A Russian rocket attack on Kramatorsk, a city in the eastern Donetsk region still held by Ukraine, wounded 11 people and inflicted damage on the city, Mayor Oleksandr Honcharenko said.
Reports of new shelling came as Russia appeared to lose more ground around the key northeastern city of Lyman, which is coming as the Russian military is struggling with a chaotic mobilization of troops and trying to prevent fighting-age men from leaving the country, according to a Washington-based think-tank and the British intelligence reports.
The Institute for the Study of War, citing Russian reports, said Ukrainian forces have taken more villages around Lyman, a city 160 kilometers (100 miles) southeast of Kharkiv, Ukraine’s second-largest city. The report said Ukrainian forces may soon encircle Lyman entirely, in what would be a major blow to Moscow’s war effort.
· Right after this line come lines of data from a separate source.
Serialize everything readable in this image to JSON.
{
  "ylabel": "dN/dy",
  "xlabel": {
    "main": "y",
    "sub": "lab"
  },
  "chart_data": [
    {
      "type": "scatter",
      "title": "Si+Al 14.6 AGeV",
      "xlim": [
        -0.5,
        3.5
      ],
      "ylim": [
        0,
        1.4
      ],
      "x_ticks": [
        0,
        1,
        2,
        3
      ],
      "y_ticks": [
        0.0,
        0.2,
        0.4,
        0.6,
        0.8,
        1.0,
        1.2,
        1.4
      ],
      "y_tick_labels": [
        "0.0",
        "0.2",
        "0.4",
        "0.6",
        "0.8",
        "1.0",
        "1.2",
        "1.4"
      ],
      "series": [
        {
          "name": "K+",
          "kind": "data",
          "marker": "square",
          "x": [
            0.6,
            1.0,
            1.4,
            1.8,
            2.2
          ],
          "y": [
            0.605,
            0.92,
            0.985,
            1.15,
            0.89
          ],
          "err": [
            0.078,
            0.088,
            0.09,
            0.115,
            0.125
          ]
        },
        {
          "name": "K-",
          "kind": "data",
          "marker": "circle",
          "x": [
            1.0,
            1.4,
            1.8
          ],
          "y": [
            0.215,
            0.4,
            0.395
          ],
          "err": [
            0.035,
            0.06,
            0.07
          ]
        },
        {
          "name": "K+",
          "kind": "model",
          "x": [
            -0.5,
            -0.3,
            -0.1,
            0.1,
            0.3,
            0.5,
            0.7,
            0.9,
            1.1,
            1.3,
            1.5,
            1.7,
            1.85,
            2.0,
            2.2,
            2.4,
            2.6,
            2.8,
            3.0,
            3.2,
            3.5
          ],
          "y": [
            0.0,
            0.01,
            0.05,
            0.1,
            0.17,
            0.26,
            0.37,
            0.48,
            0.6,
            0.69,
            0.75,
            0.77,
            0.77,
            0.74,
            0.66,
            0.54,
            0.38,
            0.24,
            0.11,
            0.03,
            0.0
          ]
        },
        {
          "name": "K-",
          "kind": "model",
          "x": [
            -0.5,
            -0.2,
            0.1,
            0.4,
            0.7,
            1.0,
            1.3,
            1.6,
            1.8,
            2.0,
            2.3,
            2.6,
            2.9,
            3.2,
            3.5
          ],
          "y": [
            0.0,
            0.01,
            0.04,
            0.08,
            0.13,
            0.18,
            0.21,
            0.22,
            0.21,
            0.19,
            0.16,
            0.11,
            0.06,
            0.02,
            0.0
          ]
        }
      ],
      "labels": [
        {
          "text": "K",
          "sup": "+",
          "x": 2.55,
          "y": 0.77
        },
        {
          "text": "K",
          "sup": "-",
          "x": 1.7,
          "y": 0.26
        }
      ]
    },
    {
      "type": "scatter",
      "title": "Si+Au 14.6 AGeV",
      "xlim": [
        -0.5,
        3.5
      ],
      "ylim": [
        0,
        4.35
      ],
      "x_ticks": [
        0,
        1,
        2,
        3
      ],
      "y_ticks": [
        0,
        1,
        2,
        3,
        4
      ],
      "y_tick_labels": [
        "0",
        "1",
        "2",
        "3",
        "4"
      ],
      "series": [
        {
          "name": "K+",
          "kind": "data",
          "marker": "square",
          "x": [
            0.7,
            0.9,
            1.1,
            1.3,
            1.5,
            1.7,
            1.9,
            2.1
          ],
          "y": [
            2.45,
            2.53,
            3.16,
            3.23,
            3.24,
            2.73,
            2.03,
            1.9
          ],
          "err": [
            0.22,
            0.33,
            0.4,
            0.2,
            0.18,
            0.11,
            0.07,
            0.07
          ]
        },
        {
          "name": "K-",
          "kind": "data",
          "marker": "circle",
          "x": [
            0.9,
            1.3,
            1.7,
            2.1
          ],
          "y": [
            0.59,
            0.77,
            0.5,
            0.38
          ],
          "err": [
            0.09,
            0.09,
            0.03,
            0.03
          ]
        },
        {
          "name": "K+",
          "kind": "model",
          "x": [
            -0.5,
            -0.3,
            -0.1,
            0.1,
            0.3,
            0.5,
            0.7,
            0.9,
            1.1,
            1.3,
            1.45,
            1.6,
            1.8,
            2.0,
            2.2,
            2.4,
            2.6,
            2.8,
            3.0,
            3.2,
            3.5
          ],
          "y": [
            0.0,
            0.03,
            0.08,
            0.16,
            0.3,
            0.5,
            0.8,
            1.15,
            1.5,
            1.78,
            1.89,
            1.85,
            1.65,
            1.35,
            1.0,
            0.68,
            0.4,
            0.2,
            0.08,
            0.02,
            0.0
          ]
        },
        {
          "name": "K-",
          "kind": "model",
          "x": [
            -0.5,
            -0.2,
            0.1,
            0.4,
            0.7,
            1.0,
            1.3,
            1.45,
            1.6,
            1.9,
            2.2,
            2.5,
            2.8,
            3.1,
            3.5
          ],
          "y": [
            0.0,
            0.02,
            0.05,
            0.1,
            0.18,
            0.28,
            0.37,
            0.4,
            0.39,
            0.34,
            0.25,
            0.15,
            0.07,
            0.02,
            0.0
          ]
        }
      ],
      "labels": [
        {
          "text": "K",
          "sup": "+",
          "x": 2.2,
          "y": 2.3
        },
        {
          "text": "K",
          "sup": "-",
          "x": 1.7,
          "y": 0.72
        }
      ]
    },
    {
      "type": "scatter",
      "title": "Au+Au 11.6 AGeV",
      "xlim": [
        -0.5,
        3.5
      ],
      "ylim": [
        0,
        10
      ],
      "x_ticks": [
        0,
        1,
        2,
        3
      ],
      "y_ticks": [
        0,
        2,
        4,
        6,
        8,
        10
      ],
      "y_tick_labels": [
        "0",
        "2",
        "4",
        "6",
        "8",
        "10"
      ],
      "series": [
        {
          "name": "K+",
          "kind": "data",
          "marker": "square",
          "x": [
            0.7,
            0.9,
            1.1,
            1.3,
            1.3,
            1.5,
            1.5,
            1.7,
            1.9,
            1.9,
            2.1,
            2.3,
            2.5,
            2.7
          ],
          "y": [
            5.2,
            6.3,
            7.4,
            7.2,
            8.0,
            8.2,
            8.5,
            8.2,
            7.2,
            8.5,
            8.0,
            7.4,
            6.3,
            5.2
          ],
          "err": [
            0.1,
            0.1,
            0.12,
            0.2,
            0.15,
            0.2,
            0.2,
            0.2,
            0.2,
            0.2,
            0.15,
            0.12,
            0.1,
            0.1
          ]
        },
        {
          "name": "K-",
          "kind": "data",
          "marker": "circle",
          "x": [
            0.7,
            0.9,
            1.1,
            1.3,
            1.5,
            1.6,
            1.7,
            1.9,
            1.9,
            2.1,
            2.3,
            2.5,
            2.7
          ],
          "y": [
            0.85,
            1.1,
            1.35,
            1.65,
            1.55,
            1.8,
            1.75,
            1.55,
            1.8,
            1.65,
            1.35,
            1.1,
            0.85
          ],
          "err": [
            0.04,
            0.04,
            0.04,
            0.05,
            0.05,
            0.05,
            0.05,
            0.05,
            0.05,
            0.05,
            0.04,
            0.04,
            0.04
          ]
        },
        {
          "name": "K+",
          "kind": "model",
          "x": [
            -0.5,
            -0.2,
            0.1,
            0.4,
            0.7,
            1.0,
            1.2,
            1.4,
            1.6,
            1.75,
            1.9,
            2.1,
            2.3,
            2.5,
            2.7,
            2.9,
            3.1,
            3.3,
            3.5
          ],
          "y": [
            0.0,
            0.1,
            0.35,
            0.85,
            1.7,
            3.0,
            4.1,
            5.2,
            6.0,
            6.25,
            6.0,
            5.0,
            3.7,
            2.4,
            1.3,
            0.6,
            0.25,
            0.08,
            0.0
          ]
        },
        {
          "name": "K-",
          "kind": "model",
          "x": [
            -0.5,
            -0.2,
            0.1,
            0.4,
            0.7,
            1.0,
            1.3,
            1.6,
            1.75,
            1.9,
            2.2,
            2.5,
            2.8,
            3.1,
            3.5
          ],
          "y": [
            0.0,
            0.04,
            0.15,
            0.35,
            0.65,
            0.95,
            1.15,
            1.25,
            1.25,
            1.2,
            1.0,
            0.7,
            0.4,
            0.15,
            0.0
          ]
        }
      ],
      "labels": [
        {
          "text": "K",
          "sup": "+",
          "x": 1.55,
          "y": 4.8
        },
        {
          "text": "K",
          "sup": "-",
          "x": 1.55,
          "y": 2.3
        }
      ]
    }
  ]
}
“The collapse of the Lyman pocket will likely be highly consequential to the Russian grouping in northern Donetsk and western Luhansk oblasts and may allow Ukrainian troops to threaten Russian positions along the western Luhansk” region, the institute said.
British military intelligence claimed the number of Russian military-age men fleeing the country likely exceeds the number of forces that Moscow used to initially invade Ukraine in February.
“The better off and well educated are over-represented amongst those attempting to leave Russia,” the British said. “When combined with those reservists who are being mobilized, the domestic economic impact of reduced availability of labor and the acceleration of ‘brain drain’ is likely to become increasingly significant.”
Russia's partial mobilization has been deeply unpopular in some areas, however, triggering protests and scattered violence. Russian men have formed miles-long lines trying to leave at some borders and Moscow also reportedly has set up draft offices at its borders to intercept some of those fleeing.
On the subject of sabotage that has hit Russian gas pipelines to Europe this week, Peskov, the Kremlin spokesman, claimed Thursday that the Nord Stream pipeline accidents would have been impossible without a government's involvement.
“It looks like a terror attack, probably conducted on a state level,” Peskov told reporters. “It’s a very dangerous situation that requires a quick investigation.”
He dismissed media reports about Russian warships spotted in the area as “stupid and biased,” claiming that many more NATO aircraft and ships "have been spotted in the area.”
European officials have noted that Russia benefits from higher gas prices when supplies to Europe are disrupted.